Although that’s where we left them, it’s not exactly where we pick them up. Cracks in the veneer of their new lives have appeared in the form of a graphic novel that contains the life stories of each of their interconnected alter egos. A glimpse into Gamble’s Instagram shows images from the graphic novel, with the caption “A page from one of my favorite #TheMagicians props ever, the graphic novel [Dean] Fogg [Rick Worthy] used to reset everyone’s identity.”
This show does not stand alone on the screen. Instead, it is part of its own interconnected reality of symbols, images, and comments. And this graphic novel brings up the idea that if an individual’s given identity can be replaced by another, remnants of the former identity remain.

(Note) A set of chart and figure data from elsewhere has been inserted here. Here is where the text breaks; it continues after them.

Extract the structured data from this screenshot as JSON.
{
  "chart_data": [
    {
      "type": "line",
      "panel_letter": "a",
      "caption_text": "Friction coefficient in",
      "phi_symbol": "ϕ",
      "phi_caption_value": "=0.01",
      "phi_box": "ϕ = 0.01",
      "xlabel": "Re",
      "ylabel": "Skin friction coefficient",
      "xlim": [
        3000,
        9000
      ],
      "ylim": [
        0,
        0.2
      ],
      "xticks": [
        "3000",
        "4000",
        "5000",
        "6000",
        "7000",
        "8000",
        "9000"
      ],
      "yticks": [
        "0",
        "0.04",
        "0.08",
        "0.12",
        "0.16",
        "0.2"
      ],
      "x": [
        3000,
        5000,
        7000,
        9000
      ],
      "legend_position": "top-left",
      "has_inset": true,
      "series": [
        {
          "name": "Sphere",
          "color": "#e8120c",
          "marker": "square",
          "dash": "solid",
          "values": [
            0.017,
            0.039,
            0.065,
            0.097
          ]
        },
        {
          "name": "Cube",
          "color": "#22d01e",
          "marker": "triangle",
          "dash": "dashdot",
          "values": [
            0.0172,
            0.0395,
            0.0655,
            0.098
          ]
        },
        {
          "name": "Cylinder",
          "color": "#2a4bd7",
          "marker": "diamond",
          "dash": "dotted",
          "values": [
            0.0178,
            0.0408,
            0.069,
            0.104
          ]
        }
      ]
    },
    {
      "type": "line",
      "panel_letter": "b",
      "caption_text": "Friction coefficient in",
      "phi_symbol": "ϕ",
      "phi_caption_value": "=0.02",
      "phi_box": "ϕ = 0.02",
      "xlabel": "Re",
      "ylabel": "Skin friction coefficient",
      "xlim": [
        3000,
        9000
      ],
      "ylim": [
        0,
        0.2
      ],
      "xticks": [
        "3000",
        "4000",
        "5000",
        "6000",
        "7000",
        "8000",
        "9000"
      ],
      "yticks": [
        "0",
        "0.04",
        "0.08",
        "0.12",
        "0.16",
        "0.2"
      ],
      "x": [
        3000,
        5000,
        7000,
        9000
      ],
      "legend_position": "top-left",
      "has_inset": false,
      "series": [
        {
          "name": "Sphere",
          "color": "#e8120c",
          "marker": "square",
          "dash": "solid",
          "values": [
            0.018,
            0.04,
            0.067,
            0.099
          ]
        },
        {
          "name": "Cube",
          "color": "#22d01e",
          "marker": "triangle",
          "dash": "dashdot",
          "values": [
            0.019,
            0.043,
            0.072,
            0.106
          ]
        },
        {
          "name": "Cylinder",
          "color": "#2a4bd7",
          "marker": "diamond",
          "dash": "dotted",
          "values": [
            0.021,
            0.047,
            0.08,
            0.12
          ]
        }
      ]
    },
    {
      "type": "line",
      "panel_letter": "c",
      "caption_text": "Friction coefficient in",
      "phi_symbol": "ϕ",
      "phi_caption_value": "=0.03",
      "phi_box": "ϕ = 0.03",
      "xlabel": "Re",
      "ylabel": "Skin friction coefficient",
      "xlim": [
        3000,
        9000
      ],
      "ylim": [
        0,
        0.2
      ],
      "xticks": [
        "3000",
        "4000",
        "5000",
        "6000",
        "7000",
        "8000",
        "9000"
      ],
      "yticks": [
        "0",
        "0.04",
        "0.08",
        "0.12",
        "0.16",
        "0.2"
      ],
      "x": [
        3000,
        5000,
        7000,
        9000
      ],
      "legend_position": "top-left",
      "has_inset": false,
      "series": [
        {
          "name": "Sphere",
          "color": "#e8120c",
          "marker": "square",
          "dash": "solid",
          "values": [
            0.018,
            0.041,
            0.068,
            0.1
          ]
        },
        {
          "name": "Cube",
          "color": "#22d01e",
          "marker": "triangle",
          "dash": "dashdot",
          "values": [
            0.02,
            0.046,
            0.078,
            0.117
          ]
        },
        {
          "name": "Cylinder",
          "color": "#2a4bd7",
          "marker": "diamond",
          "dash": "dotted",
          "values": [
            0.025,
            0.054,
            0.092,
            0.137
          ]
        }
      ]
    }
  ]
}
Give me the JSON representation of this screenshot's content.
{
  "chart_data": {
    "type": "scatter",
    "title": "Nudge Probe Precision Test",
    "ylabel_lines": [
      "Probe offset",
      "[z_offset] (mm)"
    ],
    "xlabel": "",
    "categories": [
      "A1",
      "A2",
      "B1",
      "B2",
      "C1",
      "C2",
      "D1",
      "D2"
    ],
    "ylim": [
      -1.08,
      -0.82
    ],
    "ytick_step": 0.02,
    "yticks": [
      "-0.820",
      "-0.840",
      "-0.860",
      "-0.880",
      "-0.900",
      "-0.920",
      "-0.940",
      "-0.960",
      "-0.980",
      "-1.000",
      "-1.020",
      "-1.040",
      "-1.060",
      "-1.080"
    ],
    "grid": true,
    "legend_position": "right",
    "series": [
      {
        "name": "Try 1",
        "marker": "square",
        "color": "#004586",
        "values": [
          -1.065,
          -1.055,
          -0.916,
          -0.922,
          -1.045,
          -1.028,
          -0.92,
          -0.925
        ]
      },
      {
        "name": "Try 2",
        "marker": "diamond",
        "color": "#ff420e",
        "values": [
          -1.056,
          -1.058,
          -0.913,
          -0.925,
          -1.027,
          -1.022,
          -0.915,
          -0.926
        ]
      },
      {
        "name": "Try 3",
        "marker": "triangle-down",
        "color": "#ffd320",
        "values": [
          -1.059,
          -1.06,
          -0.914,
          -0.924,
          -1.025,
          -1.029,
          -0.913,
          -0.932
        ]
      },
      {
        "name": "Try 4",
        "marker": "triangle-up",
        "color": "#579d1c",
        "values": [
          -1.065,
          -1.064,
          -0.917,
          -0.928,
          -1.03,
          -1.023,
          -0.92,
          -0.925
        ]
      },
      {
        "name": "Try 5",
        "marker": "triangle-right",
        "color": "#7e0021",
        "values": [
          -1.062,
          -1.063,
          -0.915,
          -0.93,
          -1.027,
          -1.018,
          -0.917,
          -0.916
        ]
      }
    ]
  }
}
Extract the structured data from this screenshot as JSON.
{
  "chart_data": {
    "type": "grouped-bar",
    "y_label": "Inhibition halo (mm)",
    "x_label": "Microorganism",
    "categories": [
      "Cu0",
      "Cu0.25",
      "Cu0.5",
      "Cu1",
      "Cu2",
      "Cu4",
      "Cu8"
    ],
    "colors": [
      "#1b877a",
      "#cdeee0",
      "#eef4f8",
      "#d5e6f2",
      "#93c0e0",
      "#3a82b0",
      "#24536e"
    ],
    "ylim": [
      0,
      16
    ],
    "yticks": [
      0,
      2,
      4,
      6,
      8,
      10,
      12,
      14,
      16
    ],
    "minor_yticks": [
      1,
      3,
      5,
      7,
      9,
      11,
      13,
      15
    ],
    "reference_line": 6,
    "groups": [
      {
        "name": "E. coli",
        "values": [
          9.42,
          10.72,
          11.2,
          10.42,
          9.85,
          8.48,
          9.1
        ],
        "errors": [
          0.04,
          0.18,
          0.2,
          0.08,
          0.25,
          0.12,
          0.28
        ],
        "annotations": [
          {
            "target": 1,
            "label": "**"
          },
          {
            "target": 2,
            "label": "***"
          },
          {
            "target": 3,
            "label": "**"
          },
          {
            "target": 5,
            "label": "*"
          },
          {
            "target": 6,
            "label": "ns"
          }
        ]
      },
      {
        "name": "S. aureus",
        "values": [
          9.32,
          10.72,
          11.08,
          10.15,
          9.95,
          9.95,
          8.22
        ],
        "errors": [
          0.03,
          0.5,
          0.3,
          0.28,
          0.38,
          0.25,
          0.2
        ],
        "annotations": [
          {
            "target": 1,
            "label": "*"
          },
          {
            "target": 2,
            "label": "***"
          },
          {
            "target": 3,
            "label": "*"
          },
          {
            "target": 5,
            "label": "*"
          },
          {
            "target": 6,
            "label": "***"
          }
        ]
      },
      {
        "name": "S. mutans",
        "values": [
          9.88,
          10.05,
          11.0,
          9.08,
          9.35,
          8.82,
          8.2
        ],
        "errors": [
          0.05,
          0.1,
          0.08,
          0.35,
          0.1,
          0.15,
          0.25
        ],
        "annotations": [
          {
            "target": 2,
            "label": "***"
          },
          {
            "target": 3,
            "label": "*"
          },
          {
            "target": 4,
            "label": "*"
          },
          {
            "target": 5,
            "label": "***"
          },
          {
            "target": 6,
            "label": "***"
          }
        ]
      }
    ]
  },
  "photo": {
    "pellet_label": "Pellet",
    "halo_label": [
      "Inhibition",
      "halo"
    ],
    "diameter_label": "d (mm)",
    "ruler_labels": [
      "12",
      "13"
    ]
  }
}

This is a new crew. Each of the old characters has new names, new lives, and no memory of what they used to be. If they manage to break through the veil of contemporary, first world reality, with all it’s stakes and pitfalls, they will find a magical world that is a far cry from the one they left behind. The days of the free-wheeling magic trade are over, and now students and pros alike vie for who gets access to the flows of magical power.
To top it off, a sinister order of librarians is in charge of doling out the magic, and everyone at Brakebills is on rations. Soon we realize they’re not a new crew, but the old crew inside different bodies with different names who don’t even know each other and are on completely divergent paths through life. If you followed all that, you’re definitely ready for the season four journey. If not, Netflix has it all from the beginning, and it’s well worth the ride.
An Exploration of Our Many-Layered Selves
Layers upon layers of reality exist within the framework of “The Magicians.” There is no one real world, just as in the current social framework here in our “real world” there are myriad perspectives vying for relevance and dominance, and we have to come to some kind of consensus about what is actually going on. Each realm has something that resonates for the characters.
When we walk through life, and we have experiences that shape us, we often leave those experiences and move onto others. When we do, and when we encounter new people, we find it is possible to feel these new people don’t really know us, that there are parts of us that can never be known by those who weren’t with us, and even then that those people don’t know the true us from before that time. We feel that we have within us true selves, that cannot be touched, tarnished, destroyed, that are the possession of no one, and have all the potential of the universe.
The most exciting part of this show is the room it leaves for the viewer’s imagination to jump in and take a ride. There was a sequence in the finale where a flying mini clipper ship set sail over a waterfall and down to the underside of a two-sided flat world. The song that plays during this sequence is Shells’s “Jagwar,” and the music enhances the reach of the scene in such a thorough way that I lived inside that Shells EP for weeks.
Walking through New York City with the sounds of Fillory’s dark side in my ears transported me to a realm of insane potentiality. The amount of imagination and joy that seems to go into this show is what makes it such a delight.
Season five was just picked up by SyFy, and Gamble announced on Twitter that the program will welcome a new showrunner. I hope that doesn’t mean that we’ll lose the mastery of the Gamble-McNamara team.
There are plenty of hour-long shows that rely on big cliffhangers, and season or series-long plots, but what makes “The Magicians” stand out is that it doesn’t matter what the cliffhanger is. It doesn’t matter if the mystery is solved. The answer to the season or the series is completely irrelevant.
This is a show about the journey— the one we willingly take, not to get to the end, not to solve all the great mysteries, not to see the good guy triumph or the bad guy get vanquished, but to experience character-driven narrative and storytelling at its finest.